LLM Scaling Works via Strong Superposition

LLMs pack all tokens into limited dimensions via overlapping vectors (strong superposition), causing prediction error to halve when model width doubles—explaining reliable power-law scaling.

Superposition Drives Predictable Error Reduction

Language models represent tens of thousands of tokens in spaces with only thousands of dimensions by using superposition: squeezing multiple concepts into the same dimensions with slight overlaps. In the dominant 'strong superposition' regime, every token gets represented, and error stems from overlap noise, not dropped rare tokens. Doubling model width (m) halves error via the geometric 1/m relationship, yielding power-law scaling (exponent ~1) regardless of data distribution. Weak superposition, where only common tokens are stored cleanly, requires power-law token frequencies for scaling—less reliable for natural language's flatter distributions.

This mechanistic view outperforms prior assumptions: real LLMs don't discard rare tokens but overlap everything, matching theory with measured overlap strength shrinking at 1/m.
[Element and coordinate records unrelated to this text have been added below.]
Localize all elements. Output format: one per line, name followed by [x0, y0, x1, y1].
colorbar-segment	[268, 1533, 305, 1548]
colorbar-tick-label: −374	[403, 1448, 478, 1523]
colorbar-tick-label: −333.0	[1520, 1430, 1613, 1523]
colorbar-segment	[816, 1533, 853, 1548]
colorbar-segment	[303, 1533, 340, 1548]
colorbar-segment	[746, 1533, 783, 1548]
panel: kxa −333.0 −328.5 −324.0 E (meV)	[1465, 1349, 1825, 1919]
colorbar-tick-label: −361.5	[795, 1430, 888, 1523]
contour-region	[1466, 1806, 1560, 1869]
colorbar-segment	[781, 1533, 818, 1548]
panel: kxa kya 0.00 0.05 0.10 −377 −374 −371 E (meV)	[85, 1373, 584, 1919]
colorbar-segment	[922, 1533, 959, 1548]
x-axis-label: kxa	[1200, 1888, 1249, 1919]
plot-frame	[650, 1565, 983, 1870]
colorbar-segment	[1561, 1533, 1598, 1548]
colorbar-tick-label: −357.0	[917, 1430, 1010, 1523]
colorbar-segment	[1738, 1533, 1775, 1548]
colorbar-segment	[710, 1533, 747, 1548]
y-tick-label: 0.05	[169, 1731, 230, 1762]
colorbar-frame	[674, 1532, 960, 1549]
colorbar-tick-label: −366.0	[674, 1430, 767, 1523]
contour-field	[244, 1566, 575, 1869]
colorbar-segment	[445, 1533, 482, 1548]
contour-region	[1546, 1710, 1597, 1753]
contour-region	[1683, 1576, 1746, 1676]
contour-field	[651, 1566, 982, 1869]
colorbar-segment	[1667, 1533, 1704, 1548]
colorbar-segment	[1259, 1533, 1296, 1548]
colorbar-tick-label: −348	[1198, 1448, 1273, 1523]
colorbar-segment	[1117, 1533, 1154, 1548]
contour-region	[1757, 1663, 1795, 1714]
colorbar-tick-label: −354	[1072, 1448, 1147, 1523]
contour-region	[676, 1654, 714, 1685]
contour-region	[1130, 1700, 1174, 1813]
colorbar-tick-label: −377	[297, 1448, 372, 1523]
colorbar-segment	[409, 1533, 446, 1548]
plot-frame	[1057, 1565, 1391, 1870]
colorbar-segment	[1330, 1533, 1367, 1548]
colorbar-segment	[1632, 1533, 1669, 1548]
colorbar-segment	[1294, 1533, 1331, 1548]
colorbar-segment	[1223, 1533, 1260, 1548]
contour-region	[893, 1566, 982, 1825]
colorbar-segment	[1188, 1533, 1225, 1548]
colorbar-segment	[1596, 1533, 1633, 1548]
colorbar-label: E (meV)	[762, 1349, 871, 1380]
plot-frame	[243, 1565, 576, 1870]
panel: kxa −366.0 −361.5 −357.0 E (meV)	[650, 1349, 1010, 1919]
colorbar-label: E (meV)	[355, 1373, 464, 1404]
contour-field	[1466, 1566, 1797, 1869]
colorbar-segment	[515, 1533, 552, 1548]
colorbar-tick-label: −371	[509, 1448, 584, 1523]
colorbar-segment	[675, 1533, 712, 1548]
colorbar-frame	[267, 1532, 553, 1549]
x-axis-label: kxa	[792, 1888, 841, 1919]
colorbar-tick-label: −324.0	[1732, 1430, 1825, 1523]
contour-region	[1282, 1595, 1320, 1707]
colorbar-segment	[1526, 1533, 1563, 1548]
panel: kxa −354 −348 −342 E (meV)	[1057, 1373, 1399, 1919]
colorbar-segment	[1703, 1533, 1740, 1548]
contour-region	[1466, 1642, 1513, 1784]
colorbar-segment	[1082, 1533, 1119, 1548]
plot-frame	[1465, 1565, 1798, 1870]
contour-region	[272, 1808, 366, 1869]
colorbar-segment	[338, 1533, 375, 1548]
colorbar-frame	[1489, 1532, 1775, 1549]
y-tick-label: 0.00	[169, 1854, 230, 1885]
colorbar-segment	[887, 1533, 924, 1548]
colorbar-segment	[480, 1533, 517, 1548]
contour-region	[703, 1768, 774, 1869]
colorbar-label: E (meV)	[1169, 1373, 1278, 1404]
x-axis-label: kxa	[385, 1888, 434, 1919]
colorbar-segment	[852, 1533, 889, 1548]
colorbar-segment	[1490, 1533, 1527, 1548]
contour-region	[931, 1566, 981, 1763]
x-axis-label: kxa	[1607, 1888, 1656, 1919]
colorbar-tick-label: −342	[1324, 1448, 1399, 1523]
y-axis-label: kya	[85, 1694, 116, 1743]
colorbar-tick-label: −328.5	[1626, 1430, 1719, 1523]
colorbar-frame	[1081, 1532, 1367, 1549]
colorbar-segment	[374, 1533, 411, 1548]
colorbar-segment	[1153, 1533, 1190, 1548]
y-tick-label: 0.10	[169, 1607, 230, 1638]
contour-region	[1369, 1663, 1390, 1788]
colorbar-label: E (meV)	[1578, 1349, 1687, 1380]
Validation Across Real Models Matches Theory

Analysis of output layers in OPT, GPT-2, Qwen2.5, and Pythia (100M to 70B parameters) confirms strong superposition: all tokens represented with overlaps scaling at 1/m. Observed exponent of 0.91 aligns with theory's 1; DeepMind's Chinchilla data hits 0.88. Simplified models toggling overlap regimes prove scaling emerges directly from geometry, not just data power laws ('power law in, power law out').

Limits and Optimization Opportunities

Scaling halts when width equals vocabulary size—no more overlaps needed, error from superposition vanishes, breaking power laws. Natural language's even frequencies limit speedup, but uneven domains (e.g., specialized vocab) enable steeper curves. Architectures promoting denser packing, like Nvidia's nGPT (vectors on unit sphere), boost performance at fixed size. Trade-off: denser overlaps hinder mechanistic interpretability, complicating AI safety.